There were plans for urban renewal between 1945 and 1965 in New York City. In a last minute 1946 deal, the United Nations building was destined for New York along the East River. Thus solidifying the role of New York city as THE international city. (5) Although New York had the reputation of a cosmopolitan city, race relations were not quite progressive. There was a lot of racism in New York and the United Nations soon found this out. Although the plans for urban renewal were plans for improvement, the reality was that sometimes new ghettos were created and people were displaced. Thus furthering the plight of certain classes and races of people.
West Side Story
is an interesting film for this unit because it takes place in the mid 1950s and was filmed in 1960 where Lincoln Center would soon take over. Therefore, the film documents the landscape pre-Lincoln Center and a little during the slum clearance or renewal process. This is the perfect opportunity for students utilize their close reading skills. The film opens with the an aerial view of the lower part of the city and works it's way through the city by highlighting various aspects of the cityscape from above. Finally, the film hits the ground and the lives of the Jets and the Sharks on 67
streets between Amsterdam and West End avenues.(6) If possible, it would be awesome to take the students to Lincoln Center after viewing the film, reading, and discussing the issues of it.
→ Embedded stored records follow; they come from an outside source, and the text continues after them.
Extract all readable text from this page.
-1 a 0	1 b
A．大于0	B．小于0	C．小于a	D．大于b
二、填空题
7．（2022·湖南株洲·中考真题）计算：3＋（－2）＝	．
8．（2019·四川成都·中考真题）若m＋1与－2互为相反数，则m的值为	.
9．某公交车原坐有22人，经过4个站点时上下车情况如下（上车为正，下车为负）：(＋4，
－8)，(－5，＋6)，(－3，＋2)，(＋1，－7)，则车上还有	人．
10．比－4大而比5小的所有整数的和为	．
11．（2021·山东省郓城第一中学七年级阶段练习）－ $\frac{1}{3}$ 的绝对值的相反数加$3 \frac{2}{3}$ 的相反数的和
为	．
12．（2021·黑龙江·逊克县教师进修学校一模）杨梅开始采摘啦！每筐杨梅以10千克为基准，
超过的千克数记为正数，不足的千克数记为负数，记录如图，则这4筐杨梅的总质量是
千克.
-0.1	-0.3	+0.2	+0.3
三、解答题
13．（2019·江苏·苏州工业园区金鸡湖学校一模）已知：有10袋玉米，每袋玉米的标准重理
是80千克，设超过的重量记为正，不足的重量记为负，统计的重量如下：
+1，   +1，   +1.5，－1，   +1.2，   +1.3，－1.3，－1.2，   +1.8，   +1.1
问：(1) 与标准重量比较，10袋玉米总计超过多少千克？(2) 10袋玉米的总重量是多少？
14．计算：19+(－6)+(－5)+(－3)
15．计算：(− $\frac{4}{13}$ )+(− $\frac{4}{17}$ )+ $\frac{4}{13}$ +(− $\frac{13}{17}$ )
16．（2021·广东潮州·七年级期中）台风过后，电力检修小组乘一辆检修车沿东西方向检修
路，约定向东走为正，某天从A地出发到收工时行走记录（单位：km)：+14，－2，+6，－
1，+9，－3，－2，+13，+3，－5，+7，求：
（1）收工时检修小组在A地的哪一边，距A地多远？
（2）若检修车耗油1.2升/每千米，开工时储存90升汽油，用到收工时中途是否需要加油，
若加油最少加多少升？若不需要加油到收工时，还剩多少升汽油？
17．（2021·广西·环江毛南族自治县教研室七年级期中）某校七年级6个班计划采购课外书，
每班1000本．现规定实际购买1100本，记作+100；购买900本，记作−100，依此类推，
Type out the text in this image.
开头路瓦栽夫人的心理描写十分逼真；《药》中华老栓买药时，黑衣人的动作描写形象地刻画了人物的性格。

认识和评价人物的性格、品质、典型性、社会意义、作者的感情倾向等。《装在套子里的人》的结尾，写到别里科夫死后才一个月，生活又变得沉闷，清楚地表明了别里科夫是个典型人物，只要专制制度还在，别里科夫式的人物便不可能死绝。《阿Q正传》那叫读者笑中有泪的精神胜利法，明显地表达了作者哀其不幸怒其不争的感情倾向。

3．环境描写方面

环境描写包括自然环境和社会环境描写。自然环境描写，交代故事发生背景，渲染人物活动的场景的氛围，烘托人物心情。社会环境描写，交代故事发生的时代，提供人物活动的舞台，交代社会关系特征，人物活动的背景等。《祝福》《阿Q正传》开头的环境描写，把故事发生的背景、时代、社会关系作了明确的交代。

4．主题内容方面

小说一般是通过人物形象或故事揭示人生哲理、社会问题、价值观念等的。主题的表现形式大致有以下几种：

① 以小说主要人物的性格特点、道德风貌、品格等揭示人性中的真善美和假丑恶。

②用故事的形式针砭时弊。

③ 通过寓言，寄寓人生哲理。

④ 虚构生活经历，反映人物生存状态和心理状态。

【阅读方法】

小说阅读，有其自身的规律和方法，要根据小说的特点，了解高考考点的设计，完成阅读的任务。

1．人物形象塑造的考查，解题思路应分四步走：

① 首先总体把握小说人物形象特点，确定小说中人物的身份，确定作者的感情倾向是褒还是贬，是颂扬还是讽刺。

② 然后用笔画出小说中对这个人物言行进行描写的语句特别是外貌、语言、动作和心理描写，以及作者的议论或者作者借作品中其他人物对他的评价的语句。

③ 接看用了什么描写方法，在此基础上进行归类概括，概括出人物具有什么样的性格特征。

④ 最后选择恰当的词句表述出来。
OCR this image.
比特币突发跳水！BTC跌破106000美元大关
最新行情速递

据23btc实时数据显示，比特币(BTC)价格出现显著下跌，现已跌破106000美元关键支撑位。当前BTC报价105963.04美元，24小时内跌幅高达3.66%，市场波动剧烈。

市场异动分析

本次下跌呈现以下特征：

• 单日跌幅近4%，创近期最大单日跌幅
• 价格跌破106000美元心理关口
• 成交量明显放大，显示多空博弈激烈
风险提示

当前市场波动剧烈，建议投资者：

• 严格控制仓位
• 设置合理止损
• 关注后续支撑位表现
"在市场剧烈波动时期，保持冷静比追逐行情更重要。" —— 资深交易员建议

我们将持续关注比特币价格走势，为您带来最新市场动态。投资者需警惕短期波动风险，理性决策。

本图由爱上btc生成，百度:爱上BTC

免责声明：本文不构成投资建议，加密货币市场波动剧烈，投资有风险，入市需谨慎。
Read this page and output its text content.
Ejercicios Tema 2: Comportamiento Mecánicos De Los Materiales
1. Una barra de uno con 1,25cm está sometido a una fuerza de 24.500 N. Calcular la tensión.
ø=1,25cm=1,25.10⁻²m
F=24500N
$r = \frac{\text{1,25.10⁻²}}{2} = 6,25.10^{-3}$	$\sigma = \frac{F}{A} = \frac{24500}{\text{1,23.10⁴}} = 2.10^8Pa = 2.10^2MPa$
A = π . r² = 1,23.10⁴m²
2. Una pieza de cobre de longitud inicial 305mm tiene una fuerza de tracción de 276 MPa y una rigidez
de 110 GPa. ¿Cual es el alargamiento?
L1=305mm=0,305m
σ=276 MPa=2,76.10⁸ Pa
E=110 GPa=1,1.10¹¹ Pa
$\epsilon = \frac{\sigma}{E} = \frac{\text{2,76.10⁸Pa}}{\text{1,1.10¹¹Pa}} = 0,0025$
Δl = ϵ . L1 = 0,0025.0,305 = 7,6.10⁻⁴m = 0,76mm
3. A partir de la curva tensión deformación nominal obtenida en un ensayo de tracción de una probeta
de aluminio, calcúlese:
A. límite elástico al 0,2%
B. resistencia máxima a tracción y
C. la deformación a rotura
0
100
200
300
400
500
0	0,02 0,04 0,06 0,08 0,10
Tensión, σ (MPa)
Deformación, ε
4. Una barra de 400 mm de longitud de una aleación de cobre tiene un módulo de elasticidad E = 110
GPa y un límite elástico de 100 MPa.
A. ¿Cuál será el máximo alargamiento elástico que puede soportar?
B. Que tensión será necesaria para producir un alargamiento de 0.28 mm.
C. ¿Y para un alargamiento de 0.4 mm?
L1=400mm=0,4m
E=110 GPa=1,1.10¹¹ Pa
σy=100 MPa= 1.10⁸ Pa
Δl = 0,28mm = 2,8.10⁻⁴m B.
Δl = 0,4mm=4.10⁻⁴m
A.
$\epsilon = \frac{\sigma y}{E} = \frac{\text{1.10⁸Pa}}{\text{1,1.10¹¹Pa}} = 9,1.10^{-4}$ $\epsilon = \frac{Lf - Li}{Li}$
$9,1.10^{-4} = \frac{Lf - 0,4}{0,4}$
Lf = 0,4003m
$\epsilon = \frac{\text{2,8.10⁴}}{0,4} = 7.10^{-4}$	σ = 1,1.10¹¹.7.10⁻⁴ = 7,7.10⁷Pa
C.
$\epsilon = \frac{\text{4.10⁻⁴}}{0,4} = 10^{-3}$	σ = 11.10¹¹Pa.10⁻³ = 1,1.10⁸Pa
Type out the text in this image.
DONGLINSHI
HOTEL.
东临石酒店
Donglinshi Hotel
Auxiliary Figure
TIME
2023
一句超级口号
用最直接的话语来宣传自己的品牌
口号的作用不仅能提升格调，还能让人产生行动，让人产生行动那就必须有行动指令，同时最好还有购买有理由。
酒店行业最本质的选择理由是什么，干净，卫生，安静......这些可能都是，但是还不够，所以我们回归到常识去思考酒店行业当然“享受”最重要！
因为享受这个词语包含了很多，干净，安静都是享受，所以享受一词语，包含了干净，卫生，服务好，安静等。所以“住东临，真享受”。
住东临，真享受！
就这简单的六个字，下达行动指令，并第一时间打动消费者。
We could do a little walking tour of the area using the map overlay application for our phones to view a map of the area in 1960 while meandering the center for art. Maybe we could even catch a film or ballet or maybe that is too much.
As I read
Manhattan Projects: The Rise and Fall of Urban Renewal in Cold War New York
the complexities of urban renewal in 20
century New York are becoming clear. There are a number of forces at work in the undertaking of urban renewal and a whole other force advocating against it and exposing it as a problematic endeavor. Although it is a work in progress, I am thinking the students will examine urban renewal, visions of future cities, the interaction between landscapes and the individual, and their implications for city life. Some of the potential arguments students will be able to construct in the course of the unit relate to the complexities of urban renewal and city structures in general. For example, racial segregation, environmentalism, changing value systems, and class division are all issues that face cities. These are just some of the topics students could build arguments around as a result of our research as well as their individual research.